Question

Let \(X_{1}, X_{2}, \ldots, X_{n}\) be iid \(N(0, \theta), 0<\theta<\infty\). Show that \(\sum_{1}^{n} X_{i}^{2}\) is a sufficient statistic for \(\theta\).

Short answer

Through the application of the Neyman-Fisher factorization theorem, we showed that the joint pdf of \(X_{1}, X_{2}, ..., X_{n}\) can be factorised into a function of \(\sum_{i=1}^{n}x_{i}^{2}\) and \(\theta\), and a function of X alone. Therefore, \(\sum_{i=1}^{n}x_{i}^{2}\) is indeed a sufficient statistic for \(\theta\).

Step-by-step solution

Expression of the Joint Probability Density Function

The first step is to express the joint probability density function (pdf) of \(X_{1}, X_{2}, ..., X_{n}\) since they are independent and identically distributed (iid) as \(N(0, \theta)\). The joint pdf can be written as the product of their individual pdfs, that is \(f(x_{1}, x_{2}, ..., x_{n}| \theta) = \prod_{i=1}^{n}f(x_{i}|\theta)\). Substituting the normal distribution pdf into this equation gives us \(f(x_{1}, x_{2}, ..., x_{n}| \theta) = \prod_{i=1}^{n}\frac{1}{\sqrt{2\pi\theta}}e^{-\frac{x_{i}^{2}}{2\theta}}\)

Simplifying the Joint pdf

We can simplify the joint pdf by collecting similar terms together to get \(f(x_{1}, x_{2}, ..., x_{n}| \theta) = \frac{1}{(2\pi\theta)^{\frac{n}{2}}}e^{-\frac{\sum_{i=1}^{n}x_{i}^{2}}{2\theta}}\).

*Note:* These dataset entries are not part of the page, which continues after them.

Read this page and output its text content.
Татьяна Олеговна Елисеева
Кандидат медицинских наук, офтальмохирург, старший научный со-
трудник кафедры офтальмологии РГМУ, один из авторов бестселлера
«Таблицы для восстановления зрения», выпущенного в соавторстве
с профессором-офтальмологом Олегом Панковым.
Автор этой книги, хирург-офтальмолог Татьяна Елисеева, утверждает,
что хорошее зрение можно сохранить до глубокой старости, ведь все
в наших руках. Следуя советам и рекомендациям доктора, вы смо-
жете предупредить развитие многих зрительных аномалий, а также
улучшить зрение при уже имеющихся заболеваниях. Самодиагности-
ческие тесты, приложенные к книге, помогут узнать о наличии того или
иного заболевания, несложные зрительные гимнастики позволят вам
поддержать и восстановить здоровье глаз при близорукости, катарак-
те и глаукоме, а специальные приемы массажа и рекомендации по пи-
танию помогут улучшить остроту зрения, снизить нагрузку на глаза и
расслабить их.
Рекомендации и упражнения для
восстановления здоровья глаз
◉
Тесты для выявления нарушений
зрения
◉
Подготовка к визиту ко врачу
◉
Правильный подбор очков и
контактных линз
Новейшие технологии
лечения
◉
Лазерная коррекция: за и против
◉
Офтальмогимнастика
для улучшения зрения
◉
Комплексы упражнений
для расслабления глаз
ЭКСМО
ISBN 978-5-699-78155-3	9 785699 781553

It is noticed that the exponential portion of this function involves the statistic \(\sum_{i=1}^{n}x_{i}^{2}\)

Application of Neyman-Fisher Factorization Theorem

The Neyman-Fisher factorization theorem states that a statistic T(X) is sufficient for \(\theta\) if and only if the joint pdf or pmf can be factorized as a function of T(X) and \(\theta\), and a function of X alone. Looking at our simplified joint pdf, we can express it as \(f(x_{1}, x_{2}, ..., x_{n}| \theta) = h(x_{1}, x_{2}, ..., x_{n})g(T(x_{1}, x_{2}, ..., x_{n}), \theta)\) where \(h(x_{1}, x_{2}, ..., x_{n}) = 1\), \(g(T(x_{1}, x_{2}, ..., x_{n}), \theta) = \frac{1}{(2\pi\theta)^{\frac{n}{2}}}e^{-\frac{T(x_{1}, x_{2}, ..., x_{n})}{2\theta}}\) and \(T(x_{1}, x_{2}, ..., x_{n}) = \sum_{i=1}^{n}x_{i}^{2}\)

Conclusion

Given the factorizable form of the joint pdf and applying the Neyman-Fisher factorization theorem, we can conclude that \(\sum_{i=1}^{n}x_{i}^{2}\) is a sufficient statistic for \(\theta\).